The management of livestock manure has become increasingly important. Farms are separating, digesting and/or composting to create a value-added product that can either be used on site or sold off-farm. Regardless of the use, disinfection of this animal waste is important to the health of animals and humans. The high temperatures of composting have been shown to inactivate enteric pathogen indicator species such as E. coli but questions remain as to its ability to inactivate hardier pathogens such as Mycobacterium avium paratuberculosis (MAP). MAP, the causal agent of Johne’s disease, is associated with economic losses worldwide. The disease is transmitted among livestock by the fecal-oral route, thus application of contaminated manure, slurry or compost to grazing or cropland could contribute to the spread of the disease. Manure from a Johne’s free farm was mixed with manure from a heavily shedding cow and formed into a windrow. The windrow was turned weekly and temperatures reached > 55oC for the course of the study.
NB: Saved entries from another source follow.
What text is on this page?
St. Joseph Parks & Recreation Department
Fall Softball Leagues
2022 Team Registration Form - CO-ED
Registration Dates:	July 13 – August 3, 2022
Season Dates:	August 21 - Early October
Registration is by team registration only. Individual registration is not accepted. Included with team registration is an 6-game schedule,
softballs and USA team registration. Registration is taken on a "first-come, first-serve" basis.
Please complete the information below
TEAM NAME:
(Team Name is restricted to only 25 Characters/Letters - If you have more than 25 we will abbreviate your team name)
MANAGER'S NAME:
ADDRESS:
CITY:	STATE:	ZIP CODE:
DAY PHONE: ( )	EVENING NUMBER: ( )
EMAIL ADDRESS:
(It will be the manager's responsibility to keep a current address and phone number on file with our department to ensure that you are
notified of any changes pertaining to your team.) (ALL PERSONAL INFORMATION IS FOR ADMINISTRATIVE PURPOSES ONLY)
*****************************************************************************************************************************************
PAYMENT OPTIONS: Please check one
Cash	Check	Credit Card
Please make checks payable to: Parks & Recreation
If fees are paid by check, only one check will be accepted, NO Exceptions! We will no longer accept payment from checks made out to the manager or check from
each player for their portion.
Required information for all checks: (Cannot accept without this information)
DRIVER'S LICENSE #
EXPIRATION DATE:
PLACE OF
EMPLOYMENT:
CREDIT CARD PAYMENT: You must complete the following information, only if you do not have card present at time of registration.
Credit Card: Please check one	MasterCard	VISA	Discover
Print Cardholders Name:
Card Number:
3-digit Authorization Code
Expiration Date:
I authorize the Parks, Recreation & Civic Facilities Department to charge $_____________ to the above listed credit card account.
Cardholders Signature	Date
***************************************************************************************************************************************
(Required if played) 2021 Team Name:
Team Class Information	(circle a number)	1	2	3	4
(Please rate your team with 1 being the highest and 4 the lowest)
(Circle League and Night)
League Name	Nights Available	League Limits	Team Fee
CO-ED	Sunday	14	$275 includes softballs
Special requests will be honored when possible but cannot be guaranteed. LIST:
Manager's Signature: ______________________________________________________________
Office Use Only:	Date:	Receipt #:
Thermophilic composting rendered MAP un-culturable as early as 5 days into the composting process and it remained un-culturable through day 70.
animal waste disinfection; composting; manure; Mycobacterium avium paratuberculosis
Previously Published As
Bonhotal, J, Schwarz, M and Stehman, SM. How Mycobacterium avium paratuberculois is affected by the composting process. Trends in Animal & Veterinary Sciences Journal. 2011. 2(1):5-10.